I like Prog Rock, (amongst other things), and when I heard of this month’s title, I couldn’t help but think of Rush and their classic album “Hemispheres”.
The entire side one of this album is a track called Cygnus X1 Book 2 – Hemispheres, and it is about the battle of the heart and mind for dominance in the shape of the battle of the Gods Dionysys and Apollo.  Balance is brought in the end by Cygnus and the final lyric is “Sensibility armed with sense and liberty with the heart and mind united in a single perfect Sphere” – balance, perfection, Equilibrium, the fusion of heart and mind for the good of all, moderation in all things. This is the type of story that I expected from Equilibrium; the cover gave it a fairytale feeling, the back cover blurb was reminiscent of Game of Thrones.  It had Annette Badland playing the Queen – surely she had to be the villain……?
Expectations are a funny thing; I thought I had Equilibrium worked out from the cover and the synopsis – how wrong I was, and how glad I was that I was wrong, because Equilibrium really is a bit of a gem.  It’s a genuinely sad, melancholy tale of a society in almost permanent stasis, complete Equilibrium, and the awful ends that the denizens of the realm of Isenfel go to, quite willingly, to maintain this. If this were a musical, it would have the feel of Kate Bush’s ‘The Sensual World’, heartbreakingly sad, sweet and melancholy, wistful and wintry.

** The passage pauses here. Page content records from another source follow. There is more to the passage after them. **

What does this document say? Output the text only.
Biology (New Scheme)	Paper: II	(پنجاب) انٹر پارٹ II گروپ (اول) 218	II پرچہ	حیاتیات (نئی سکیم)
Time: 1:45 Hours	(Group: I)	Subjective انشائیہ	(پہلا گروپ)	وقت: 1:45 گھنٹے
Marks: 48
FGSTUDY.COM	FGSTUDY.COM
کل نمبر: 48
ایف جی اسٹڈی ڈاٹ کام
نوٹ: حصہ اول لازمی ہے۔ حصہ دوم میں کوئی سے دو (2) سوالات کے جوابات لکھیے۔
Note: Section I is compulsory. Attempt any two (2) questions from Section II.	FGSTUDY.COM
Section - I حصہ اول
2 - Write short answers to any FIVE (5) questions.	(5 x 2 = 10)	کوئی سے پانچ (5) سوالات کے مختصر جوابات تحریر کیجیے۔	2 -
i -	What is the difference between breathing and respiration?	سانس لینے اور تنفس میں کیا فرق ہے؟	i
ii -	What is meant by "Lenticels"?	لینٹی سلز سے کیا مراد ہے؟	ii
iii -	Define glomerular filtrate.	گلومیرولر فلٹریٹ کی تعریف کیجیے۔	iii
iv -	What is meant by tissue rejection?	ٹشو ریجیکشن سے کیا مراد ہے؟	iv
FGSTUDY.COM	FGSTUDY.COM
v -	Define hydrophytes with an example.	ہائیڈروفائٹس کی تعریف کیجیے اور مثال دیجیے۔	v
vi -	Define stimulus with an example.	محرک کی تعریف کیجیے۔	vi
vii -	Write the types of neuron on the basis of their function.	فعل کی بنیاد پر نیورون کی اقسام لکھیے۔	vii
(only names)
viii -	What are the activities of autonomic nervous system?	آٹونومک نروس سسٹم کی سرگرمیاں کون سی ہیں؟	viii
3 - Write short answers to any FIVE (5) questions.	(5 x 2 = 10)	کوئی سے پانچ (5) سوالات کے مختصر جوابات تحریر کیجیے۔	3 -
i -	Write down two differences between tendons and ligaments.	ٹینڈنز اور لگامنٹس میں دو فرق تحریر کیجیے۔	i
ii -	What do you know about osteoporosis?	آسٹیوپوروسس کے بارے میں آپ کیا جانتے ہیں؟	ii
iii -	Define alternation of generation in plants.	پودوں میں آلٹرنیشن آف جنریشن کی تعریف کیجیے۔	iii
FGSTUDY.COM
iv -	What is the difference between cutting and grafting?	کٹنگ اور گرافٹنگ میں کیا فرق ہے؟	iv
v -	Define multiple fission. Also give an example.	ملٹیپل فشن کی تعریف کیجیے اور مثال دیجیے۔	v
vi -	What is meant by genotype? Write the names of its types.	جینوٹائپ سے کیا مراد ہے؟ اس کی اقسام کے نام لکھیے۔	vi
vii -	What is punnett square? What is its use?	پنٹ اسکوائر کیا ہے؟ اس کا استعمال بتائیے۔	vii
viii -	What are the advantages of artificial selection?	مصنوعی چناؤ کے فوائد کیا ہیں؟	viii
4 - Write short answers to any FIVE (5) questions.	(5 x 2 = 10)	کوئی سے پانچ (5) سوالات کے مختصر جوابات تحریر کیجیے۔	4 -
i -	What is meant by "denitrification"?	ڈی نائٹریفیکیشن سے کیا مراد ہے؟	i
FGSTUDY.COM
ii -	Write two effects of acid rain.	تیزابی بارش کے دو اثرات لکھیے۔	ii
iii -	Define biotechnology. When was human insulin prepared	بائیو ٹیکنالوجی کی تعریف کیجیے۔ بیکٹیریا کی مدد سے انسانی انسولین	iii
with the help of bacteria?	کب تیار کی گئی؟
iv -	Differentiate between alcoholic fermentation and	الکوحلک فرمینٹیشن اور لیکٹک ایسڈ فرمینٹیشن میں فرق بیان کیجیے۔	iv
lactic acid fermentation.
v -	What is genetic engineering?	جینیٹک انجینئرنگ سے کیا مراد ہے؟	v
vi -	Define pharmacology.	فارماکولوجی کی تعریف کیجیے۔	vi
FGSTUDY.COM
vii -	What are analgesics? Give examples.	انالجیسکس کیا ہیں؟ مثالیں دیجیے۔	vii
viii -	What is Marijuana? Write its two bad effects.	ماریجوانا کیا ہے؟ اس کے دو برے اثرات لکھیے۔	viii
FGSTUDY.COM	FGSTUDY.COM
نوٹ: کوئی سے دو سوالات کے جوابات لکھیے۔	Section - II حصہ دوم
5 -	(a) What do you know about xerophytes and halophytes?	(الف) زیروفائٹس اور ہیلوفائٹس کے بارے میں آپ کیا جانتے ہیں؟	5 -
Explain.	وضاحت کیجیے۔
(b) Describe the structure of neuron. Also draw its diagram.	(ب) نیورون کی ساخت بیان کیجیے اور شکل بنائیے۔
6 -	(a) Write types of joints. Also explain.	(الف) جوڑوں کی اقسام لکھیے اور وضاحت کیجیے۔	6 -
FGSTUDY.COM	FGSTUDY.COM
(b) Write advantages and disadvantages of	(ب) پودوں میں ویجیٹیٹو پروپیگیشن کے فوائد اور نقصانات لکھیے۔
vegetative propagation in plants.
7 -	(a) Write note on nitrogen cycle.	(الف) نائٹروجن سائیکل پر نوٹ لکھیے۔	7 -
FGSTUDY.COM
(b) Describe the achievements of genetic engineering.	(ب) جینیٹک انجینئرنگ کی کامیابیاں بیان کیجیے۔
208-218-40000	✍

The story is the second part of a new trilogy set in E-Space for the Fifth Doctor, Nyssa, Tegan and Turlough, and follows directly on from last month’s release Mistfall. Our heroes are on the trail of the Interface Stabiliser which allows them to leave E-Space when they are drawn to Isenfell, a world of Ice, not unlike Winterfell in Game of Thrones (minus the gratuitous nudity and violence!) The TARDIS sinks beneath the ice and the team seek assistance from Queen Karlina – Annette Badland playing beautifully against type as a world weary Queen, fulfilling her duty and bound to her fate, and what an awful task it is being a leader in Isenfell.  This is where the tragedy of the realm comes in – the world needs to be held in balance, no more than 1952 people must inhabit it, this is the number that can be sustained, enforced by The Balancer.  Now there are four new visitors, four residents of Isenfell must die to make way for them; this is the way it has always been, parents dying to allow their children into the world, brothers sacrificing themselves for sisters – but the most disturbing thing is the peoples acceptance of this.  This is how things are have always been and how they always will be.  It’s a fatalistic world view, and genuinely tragic.
With such a large main cast, sometimes not all are given a chance to shine.  This story has Turlough as the companion in the spotlight as he forms a bond with Inger, played by Joanna Kirlkland, a cold, haughty, no nonsense warrior Princess who loves hunting – their relationship is awkward but very natural. Also Sarah Sutton is given a great chance to shine in episode four, where she gives one of “those” New Who style speeches about the Doctor being wonderful and his impact on everyone he touches.
The ending is doubly sad because the resolution was always in the grasp of the residents of Isenfell, it just needed the Doctor to make them realise it. It is refreshing to have a story with no actual “villain” in the traditional sense and to have such a deep characterful story in the more technical Fifth Doctor run. It’s melancholy, moving and magical – I give it an Ice Meltingly fab 10/10.